万国博覧会開催に沸く大英帝国絶頂期の倫敦。
突如火星より飛来した三脚砲台は
華の都を一瞬で地獄に変えた・・・!!
孤児院で暮らす少年・オリバーは混乱の中、
上流階級の少女・アリスと出会う。
押し寄せる圧倒的絶望の中で、
交わるはずのなかった二人の運命は次第に交錯し・・・・・・
(裏表紙より)

 これまたド直球のSFものです。タイトルの『地球戦争』からわかるとおり、もH・G・ウェルズの『宇宙戦争』を世界観の下敷きにしています。
 『二十面相の娘』は古典に対し独自の色を加えながらも、原作に対する敬意と誠意が感じられましたが、本作も同じく、空想科学小説の傑作に対する最大限の敬意と誠意を感じ取ることができました。
 ストーリーそのものはウェルズの作品とは異なり、孤児院で最下層の暮らしをしながらもそこからの脱出を目指している少年・オリバーと貴族としての誇りを高く持っている上流階級の少女・アリスの二人を軸に、大英帝国を侵略する異星人との戦いと逃避行を描いています。
 キャラ造形やストーリー展開などは「ベタ」に属する部類かもしれませんが、作者の画風と見事にマッチしています。
 巻末の対談で、

デビュー10年目で『二十面相』はじめて、そこそこ売れて、ちょっと手ごたえもあって、古典的なものを今の味付けでやる、ということにも少し自信がついたんです。ある程度ああいうことやっても読者の興味引けるんだな、という事ですね。(P189)

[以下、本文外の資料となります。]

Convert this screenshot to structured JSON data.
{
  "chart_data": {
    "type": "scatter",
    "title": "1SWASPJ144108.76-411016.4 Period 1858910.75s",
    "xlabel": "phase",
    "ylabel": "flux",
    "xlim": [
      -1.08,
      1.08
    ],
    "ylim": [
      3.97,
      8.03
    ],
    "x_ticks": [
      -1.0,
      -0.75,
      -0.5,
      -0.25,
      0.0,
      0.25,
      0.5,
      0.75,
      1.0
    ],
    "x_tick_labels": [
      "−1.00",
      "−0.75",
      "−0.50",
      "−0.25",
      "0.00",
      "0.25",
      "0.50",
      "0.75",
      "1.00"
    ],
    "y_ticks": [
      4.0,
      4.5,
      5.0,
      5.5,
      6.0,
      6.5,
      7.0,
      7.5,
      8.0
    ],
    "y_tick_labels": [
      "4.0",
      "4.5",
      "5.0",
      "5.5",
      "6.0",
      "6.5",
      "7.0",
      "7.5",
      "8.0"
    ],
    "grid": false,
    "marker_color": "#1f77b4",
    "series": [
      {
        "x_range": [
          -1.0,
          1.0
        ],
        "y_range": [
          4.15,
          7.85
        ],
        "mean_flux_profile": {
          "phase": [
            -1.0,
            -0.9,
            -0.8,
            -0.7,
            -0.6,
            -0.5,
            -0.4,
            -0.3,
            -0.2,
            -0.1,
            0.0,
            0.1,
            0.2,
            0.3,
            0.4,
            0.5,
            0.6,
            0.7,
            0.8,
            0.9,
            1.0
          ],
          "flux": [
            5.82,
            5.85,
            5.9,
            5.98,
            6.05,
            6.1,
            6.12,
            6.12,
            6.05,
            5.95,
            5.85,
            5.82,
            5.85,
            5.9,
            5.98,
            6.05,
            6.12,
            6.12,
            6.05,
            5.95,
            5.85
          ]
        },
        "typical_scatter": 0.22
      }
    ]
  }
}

 と作者自ら語っているとおり、『二十面相の娘』で培った経験が本作に活かされていると感じました。
 ウェルズ『宇宙戦争』を読んだのは子供の頃ですが、あのとき感じた絶望感。そして結末の脱力感。『地球戦争』もまた、人がわんさか死んでいきます。

 それでもなお生きようと足掻く主人公たちの逃避行は、古き良き子供心のワクワクドキドキ感を掘り起こしますし、一方で「この作者であれば希望のある結末へ導いてくれるだろう」と完全に作者に身を委ねられる安心感があります。
 月末には2巻も出ますので、未読の方はこの機にまとめて読むことをお勧めします。現時点では2013年のフジモリが読んだマンガで上位に位置する一冊。オススメです。